By Mehmet Soral on Cumartesi, 16 Eylül 2017
Category: Siyaset

​DEMOKRASİ MEMOKRASİ ZARTROKRASİ, ZURTROKRASİ

Efendim neymiş; "Millet seçiyor ya, size ne". Millet senin belirlediğin şartlar dahilinde düşünmek ve karar vermek durumunda bırakılıyorsa; elbette netice de senin istediğin şekilde çıkacaktır. Yahu sandıklarda görev yapan devlet memurları hükumete muhalif bir grubun resim karesinde, hükumet tehdidinden çekinerek yer almak istemiyorlarsa; bu hal demokrasi adına sözün bittiği anlamına gelmez mi.

Bir grup Türk milliyetçi bayramlaşma nedeniyle beraberdik. Günün hatırasına toplu resim çektirelim dedik. Devlet memuru arkadaşımız hemen "Ben çekeyim" diyerek toplu karenin içine girmek istemediğini ima etti. Hep beraber toplu halde "Ha, anlaşıldı! " diyerek kendisine hak verdik. 

Dolayısıyla bilmem "Kimin" kıçında kıl olanların ne düşündüklerinden ziyade; üniversite mezunu, devlette önemli bir görevi ifa eden devlet memurunun ne düşündüğü çok daha önemlidir.
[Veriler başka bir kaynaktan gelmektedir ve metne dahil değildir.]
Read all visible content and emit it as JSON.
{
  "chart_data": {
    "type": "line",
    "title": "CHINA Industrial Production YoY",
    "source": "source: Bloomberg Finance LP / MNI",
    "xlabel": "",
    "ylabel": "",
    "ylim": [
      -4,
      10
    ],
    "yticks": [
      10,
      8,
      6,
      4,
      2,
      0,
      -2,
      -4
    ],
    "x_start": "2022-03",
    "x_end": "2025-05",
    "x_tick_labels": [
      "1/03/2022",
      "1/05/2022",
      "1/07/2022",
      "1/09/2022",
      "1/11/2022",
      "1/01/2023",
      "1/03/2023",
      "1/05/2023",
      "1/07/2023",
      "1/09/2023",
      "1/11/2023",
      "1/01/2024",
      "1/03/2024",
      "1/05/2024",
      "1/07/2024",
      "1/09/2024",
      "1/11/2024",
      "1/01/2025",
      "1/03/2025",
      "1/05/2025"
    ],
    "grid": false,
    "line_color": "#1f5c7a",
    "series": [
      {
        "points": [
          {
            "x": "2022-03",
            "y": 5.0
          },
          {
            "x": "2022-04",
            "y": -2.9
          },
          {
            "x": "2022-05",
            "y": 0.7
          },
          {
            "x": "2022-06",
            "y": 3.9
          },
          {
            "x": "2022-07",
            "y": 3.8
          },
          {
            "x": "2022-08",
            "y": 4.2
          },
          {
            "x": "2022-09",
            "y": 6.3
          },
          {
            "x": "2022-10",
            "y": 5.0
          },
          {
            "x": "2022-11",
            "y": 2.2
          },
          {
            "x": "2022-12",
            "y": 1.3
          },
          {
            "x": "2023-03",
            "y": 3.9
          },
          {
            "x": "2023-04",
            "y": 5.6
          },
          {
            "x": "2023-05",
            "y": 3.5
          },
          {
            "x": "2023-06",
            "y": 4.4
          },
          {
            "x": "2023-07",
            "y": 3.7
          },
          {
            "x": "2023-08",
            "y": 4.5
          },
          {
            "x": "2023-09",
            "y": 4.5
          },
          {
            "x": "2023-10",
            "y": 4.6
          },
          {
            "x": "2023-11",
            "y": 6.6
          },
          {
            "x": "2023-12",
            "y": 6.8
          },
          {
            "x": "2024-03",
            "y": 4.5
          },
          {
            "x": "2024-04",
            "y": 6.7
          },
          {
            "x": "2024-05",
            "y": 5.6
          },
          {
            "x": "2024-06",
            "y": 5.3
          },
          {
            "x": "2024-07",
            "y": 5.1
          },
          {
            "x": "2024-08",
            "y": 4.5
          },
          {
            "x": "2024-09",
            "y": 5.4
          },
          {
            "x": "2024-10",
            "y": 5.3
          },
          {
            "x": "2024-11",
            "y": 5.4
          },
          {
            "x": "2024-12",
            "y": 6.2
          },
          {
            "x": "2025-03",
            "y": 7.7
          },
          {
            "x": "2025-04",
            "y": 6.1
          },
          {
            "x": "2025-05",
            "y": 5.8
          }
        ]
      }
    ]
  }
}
Böyle bir psikolojinin yaygın olduğu ortamda, demokrasi ve onun adına yapılan her türlü icraat sahici değil, aldatıcıdır; aynen 16 Nisan referandumunda olduğu gibi seçim sürerken gün ortasında kural değiştirilip, istenen sonucun elde edilmesinde olduğu gibi. Veya, bir muhalefet partisinin kendi içindeki değişim talebi muvaffak olursa "Başımıza bela olurlar" düşüncesiyle, devletin tüm imkanlarını kullanarak söz konusu partiyi devlet ve hükumet imkanları ile dizayn etme, değişime mani olma çabaları vs.

Demokrasinin nefes aldığı tüm delikler tıkanırsa; Oğlu kızı; gelini damadı; torunu akrabası devlet memuru olanlar ve tabii ki tüm devlet memurlarının kendilerini en rahat hissettikleri mekanlar "Ak Parti Devleti"ne bağlı mekanlar, birimler ve sivil toplum örgütleri ise, demokrasinin neyinden bahsedebiliriz ki. Ya devlete vergi ödeyen iş adamları, sermaye sahipleri bu psikolojik ortamda hangi şikayeti dile getirip, neyi talep edebilirler ki.

Efendim neymiş; "Millet seçiyor ya, size ne". Millet senin belirlediğin şartlar dahilinde düşünmek ve karar vermek durumunda bırakılıyorsa; elbette netice de senin istediğin şekilde çıkacaktır. Yahu sandıklarda görev yapan devlet memurları hükumete muhalif bir grubun resim karesinde, hükumet tehdidinden çekinerek yer almak istemiyorlarsa; bu hal demokrasi adına sözün bittiği anlamına gelmez mi.


MHP de 2/3 delegenin noter tasdikli imzaları ile olağanüstü kongre gerçekleşmiş olsaydı ve yüzde yüze yakın ihtimalle parti yönetimi değişe bilseydi; AKP Kasım seçimlerinde azınlığa düşmeyecek miydi. Dolayısıyla yönetimi değişmiş yeni MHP referanduma gidilmesini istemeyecek ve parlamenter sistem de değişmeyecekti.

Vallahi sizleri bilemem ama ''Türkiye de demokrasi'' denenince; memokrasi, zartrokrasi, zurtrokrasi gibi şeyler geliyor aklıma.